Mettre fin à la crise de la dette

La priorité absolue doit donc être de stabiliser la situation sanitaire, économique et sociale des pays touchés aussi rapidement et globalement que possible et de permettre des investissements durables dans des mesures de protection du climat et la réalisation des Objectifs de développement durable (ODD) des Nations Unies. En revanche, la satisfaction des attentes de revenus à court terme des différents créanciers est d’une importance secondaire. Compte tenu de la voie à suivre pour atteindre les objectifs climatiques et de durabilité, toute autre solution constituerait une perte considérable – non seulement pour les pays eux-mêmes, mais pour le monde entier.

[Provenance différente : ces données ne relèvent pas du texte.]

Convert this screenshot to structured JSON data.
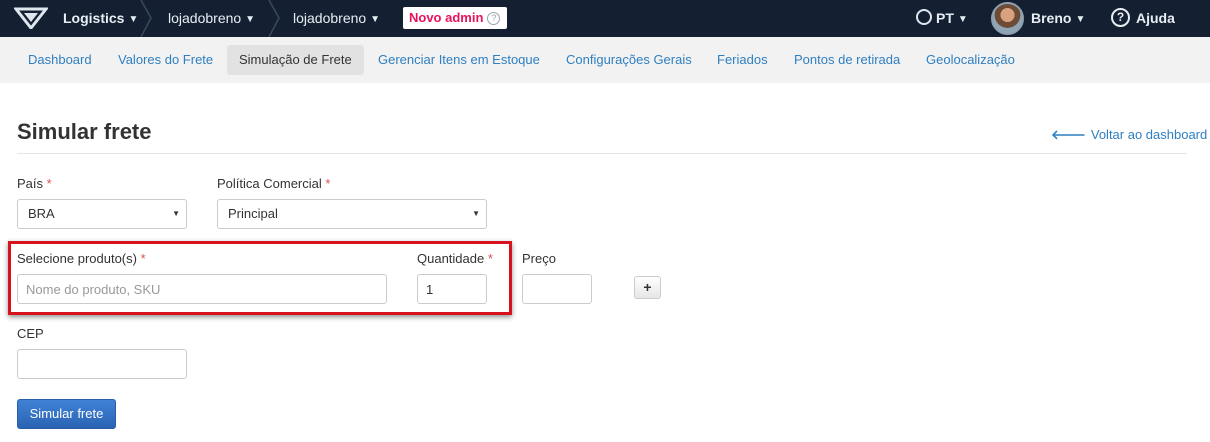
{
  "topbar": {
    "app_name": "Logistics",
    "account1": "lojadobreno",
    "account2": "lojadobreno",
    "badge_label": "Novo admin",
    "badge_help": "?",
    "language": "PT",
    "user_name": "Breno",
    "help_label": "Ajuda",
    "help_icon": "?",
    "chevron": "⌄"
  },
  "nav": {
    "tabs": [
      {
        "label": "Dashboard"
      },
      {
        "label": "Valores do Frete"
      },
      {
        "label": "Simulação de Frete"
      },
      {
        "label": "Gerenciar Itens em Estoque"
      },
      {
        "label": "Configurações Gerais"
      },
      {
        "label": "Feriados"
      },
      {
        "label": "Pontos de retirada"
      },
      {
        "label": "Geolocalização"
      }
    ],
    "active_tab": "Simulação de Frete"
  },
  "page": {
    "title": "Simular frete",
    "back_link": "Voltar ao dashboard",
    "back_arrow": "🡐"
  },
  "form": {
    "country": {
      "label": "País",
      "value": "BRA"
    },
    "policy": {
      "label": "Política Comercial",
      "value": "Principal"
    },
    "product": {
      "label": "Selecione produto(s)",
      "placeholder": "Nome do produto, SKU",
      "value": ""
    },
    "quantity": {
      "label": "Quantidade",
      "value": "1"
    },
    "price": {
      "label": "Preço",
      "value": ""
    },
    "add_button": "+",
    "cep": {
      "label": "CEP",
      "value": ""
    },
    "required_mark": "*",
    "submit_label": "Simular frete"
  },
  "colors": {
    "topbar_bg": "#142032",
    "link": "#2f7fc1",
    "badge_text": "#e8125d",
    "highlight_border": "#d6121f",
    "primary_button": "#2b63b3"
  }
}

Face au manque d’initiative du G20, les gouvernements des pays en développement et émergents lourdement endettés sont contraints de défendre plus fermement leurs propres intérêts. Des pays individuels comme le Pakistan et la Jamaïque, et des groupes entiers de pays comme l’Alliance des petits États insulaires (AOSIS), ont fait des propositions quant aux réformes nécessaires pour sortir de la crise de la dette. Il est important de rendre ces initiatives visibles et audibles afin que les pays débiteurs ne soient pas exclus de la recherche de solutions à l’avenir.

Le nouveau gouvernement allemand joue un rôle crucial à cet égard. La Tunisie, qui est le « pays cible le plus important du partenariat de transformation entre le gouvernement allemand et le monde arabe » depuis les bouleversements de 2011, devrait recevoir un soutien politique et diplomatique plus fort de la part de l’Allemagne, insiste l’IPS.